Pompe disease is a rare metabolic disease caused by abnormalities in the GAA gene, which codes for acid alpha-glucosidase, also called acid maltase. The infantile-onset of the disease causes early death in the absence of enzyme replacement therapy with alglucosidase alfa (Myozyme®), administered intravenously at the usual dose of 20 mg / kg / 14 days.
In recent years, several teams have published positive results of treatment at higher doses in children. A Dutch study, with results published in June 2020, confirms this therapeutic option. It comes from the Center for Lysosomal and Metabolic Diseases in Rotterdam, the only Dutch site for the treatment of patients with Pompe disease. His team conducted a prospective study of all Dutch children with a classic childhood form of the disease treated with Myozyme® (n = 18). Six of these children started treatment at 20 mk / kg / 2 weeks, the other 12 at 40 mg / kg / week.

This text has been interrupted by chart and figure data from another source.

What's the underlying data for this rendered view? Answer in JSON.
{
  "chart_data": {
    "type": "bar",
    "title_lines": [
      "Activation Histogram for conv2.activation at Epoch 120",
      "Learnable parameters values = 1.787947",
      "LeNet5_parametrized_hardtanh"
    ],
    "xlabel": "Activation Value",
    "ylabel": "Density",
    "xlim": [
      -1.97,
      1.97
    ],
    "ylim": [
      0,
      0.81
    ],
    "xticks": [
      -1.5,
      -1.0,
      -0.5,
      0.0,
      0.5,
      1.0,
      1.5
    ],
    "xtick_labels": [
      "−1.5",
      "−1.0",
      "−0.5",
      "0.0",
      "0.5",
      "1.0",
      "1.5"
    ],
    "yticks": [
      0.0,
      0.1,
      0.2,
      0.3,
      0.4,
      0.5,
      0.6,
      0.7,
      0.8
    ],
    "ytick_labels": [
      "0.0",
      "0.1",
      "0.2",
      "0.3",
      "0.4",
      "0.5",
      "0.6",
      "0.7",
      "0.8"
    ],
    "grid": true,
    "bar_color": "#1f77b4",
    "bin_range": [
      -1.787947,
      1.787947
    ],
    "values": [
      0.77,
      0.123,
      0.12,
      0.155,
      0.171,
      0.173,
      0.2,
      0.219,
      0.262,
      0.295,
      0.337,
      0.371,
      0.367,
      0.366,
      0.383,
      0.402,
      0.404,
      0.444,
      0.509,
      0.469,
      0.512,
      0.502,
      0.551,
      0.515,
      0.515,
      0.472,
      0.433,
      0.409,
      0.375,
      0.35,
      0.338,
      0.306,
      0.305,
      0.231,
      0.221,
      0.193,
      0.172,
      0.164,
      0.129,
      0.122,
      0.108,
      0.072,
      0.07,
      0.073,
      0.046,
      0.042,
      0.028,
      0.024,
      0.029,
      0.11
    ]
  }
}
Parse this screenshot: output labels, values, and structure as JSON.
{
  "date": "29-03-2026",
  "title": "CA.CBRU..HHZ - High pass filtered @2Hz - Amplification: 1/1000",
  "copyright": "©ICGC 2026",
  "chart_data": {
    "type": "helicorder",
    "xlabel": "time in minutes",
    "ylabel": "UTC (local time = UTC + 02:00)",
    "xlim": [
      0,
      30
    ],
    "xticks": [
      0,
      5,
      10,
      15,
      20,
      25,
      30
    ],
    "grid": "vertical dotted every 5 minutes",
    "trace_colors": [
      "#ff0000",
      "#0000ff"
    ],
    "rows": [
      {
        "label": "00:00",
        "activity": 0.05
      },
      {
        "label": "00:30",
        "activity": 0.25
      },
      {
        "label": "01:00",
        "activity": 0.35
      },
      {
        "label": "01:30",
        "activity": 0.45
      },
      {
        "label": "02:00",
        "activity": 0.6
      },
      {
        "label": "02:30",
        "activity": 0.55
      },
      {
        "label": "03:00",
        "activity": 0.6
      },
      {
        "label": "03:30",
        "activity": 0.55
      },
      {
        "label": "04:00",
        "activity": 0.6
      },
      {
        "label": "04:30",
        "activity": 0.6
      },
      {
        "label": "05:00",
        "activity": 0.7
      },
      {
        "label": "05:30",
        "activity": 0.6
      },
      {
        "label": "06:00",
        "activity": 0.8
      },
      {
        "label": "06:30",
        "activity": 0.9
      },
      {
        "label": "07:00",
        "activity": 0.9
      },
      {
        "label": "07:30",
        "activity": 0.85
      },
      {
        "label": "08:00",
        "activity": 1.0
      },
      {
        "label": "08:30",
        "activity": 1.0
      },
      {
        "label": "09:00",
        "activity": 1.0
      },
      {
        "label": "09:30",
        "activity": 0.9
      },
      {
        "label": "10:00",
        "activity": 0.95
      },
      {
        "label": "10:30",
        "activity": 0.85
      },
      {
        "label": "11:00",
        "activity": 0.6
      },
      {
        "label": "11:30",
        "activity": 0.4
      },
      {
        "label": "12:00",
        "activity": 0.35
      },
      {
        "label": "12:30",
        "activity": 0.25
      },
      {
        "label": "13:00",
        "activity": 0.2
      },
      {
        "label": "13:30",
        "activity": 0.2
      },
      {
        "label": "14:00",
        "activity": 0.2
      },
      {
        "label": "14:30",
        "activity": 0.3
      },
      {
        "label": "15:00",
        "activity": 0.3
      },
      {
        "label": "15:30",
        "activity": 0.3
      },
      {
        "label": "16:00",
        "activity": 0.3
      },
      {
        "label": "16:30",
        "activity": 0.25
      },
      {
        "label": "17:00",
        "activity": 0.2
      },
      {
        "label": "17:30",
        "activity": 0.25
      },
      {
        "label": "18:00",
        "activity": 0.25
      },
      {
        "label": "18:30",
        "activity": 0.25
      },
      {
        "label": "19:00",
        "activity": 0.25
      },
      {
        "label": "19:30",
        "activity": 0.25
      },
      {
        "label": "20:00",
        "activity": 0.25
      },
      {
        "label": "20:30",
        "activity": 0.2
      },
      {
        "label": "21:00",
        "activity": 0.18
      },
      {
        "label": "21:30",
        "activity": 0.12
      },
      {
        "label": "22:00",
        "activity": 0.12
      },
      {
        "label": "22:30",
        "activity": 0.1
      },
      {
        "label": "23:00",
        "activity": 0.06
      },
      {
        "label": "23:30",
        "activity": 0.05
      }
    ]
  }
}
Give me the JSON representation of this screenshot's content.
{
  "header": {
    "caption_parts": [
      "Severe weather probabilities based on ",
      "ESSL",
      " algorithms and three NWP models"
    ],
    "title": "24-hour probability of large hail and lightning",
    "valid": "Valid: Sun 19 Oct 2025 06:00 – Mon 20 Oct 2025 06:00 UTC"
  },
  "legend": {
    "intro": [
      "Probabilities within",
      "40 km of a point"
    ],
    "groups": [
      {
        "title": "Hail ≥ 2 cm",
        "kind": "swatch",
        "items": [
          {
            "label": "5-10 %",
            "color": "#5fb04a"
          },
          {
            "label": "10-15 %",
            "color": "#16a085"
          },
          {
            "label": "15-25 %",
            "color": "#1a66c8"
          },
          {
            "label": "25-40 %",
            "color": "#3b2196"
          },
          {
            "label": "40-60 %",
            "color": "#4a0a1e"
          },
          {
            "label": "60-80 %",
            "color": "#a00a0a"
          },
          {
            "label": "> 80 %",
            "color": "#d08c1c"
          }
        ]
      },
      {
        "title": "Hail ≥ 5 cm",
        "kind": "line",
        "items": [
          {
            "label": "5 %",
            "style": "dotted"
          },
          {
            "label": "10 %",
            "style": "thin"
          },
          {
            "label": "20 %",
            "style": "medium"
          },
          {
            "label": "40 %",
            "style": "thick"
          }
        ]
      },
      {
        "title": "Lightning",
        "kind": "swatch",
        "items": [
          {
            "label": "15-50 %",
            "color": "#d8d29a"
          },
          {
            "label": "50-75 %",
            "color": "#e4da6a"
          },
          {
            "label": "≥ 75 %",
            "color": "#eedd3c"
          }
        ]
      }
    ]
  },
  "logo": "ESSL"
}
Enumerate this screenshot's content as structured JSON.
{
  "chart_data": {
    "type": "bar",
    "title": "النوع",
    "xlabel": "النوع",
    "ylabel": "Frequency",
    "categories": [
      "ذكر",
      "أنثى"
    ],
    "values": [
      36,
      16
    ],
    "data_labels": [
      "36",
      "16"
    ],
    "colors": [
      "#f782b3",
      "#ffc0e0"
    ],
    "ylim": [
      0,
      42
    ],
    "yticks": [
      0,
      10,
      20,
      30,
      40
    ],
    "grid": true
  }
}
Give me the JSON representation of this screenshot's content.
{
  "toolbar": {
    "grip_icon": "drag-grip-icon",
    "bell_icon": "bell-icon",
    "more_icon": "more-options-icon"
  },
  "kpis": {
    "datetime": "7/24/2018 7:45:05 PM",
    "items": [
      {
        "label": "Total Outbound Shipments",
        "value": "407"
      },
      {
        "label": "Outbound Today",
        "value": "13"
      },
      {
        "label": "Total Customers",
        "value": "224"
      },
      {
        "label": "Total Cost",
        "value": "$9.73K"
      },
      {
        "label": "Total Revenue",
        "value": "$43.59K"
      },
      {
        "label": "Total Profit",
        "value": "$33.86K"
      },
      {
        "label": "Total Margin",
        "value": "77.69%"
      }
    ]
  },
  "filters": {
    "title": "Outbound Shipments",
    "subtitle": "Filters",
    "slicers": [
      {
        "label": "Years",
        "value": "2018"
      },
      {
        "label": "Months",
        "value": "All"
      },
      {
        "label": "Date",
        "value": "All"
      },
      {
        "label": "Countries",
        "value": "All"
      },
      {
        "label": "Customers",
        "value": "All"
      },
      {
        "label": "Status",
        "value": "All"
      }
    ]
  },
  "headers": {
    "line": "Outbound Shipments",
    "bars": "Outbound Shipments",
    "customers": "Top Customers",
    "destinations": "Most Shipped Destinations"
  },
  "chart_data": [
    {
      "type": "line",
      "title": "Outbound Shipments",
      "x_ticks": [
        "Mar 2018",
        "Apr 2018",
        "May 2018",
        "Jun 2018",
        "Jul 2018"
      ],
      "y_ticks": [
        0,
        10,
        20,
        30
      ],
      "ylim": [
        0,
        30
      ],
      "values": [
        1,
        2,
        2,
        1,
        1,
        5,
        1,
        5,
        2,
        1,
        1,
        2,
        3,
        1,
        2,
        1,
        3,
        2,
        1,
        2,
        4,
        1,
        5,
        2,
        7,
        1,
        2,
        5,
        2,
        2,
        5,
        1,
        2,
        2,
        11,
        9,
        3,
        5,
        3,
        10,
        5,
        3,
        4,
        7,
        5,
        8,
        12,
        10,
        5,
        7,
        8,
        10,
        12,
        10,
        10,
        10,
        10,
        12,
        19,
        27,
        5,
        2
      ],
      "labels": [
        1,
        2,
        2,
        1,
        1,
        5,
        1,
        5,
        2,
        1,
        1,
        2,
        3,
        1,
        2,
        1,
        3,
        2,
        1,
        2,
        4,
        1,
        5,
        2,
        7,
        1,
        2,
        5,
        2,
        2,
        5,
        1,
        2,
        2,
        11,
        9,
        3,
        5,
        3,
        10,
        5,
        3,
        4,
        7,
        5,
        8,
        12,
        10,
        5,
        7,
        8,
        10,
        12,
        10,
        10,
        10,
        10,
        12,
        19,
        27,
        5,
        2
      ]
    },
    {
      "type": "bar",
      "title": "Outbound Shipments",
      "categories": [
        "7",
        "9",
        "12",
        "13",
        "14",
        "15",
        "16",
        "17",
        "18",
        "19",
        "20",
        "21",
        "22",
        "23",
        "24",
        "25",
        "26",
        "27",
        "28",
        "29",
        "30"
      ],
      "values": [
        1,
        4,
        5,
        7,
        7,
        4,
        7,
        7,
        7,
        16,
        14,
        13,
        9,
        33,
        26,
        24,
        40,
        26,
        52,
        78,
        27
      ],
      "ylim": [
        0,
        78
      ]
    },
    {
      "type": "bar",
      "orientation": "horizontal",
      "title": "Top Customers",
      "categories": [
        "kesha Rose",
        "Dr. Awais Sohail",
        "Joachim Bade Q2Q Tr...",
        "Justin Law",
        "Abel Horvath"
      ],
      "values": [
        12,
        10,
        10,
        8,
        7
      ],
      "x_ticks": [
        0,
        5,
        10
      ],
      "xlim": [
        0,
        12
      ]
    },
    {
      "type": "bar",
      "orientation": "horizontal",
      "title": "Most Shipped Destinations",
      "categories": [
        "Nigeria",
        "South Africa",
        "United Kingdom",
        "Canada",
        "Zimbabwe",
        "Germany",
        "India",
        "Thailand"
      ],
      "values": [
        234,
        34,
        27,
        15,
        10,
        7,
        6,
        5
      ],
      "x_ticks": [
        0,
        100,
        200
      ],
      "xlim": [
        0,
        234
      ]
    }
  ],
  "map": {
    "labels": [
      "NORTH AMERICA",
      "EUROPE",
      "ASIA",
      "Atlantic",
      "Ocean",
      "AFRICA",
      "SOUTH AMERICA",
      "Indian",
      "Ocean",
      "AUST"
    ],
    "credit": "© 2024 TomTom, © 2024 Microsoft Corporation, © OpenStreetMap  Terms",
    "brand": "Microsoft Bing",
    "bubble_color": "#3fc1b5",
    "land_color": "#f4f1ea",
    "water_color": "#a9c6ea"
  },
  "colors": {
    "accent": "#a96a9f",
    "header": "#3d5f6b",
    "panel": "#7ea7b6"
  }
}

Respiratory, motor and survival benefits
Analysis of the data acquired between 2003 and the end of 2016 shows a trend towards better results for children treated from the start at a dose of 40 mg / kg per week, with:
- a survival rate of 92%, vs 66% for children whose treatment has started at 20 mg / kg / 2 weeks,
- a ventilator-free survival of 92%, vs 50%,
- a favorable motor development since 92% of the children in the 40 mg group acquired walking (vs 67%) and that 83% (vs 17%) were still able to walk at the end of the study, ie average age of 4.4 years.
In the 40 mg group, the 3 cross-reactive immunological material (CRIM) negative children (which corresponds to the absence of residual activity of the native GAA enzyme) were alive and able to walk at the end of the study. whether or not they received (n = 2) immuno-modulation (rituximab. methotrexate, IV immunoglobulins). On the other hand, the 2 CRIM- children in the 20 mg group died. As a final result, immunomodulation did not prevent the formation of recombinant anti-GAA antibodies in this study.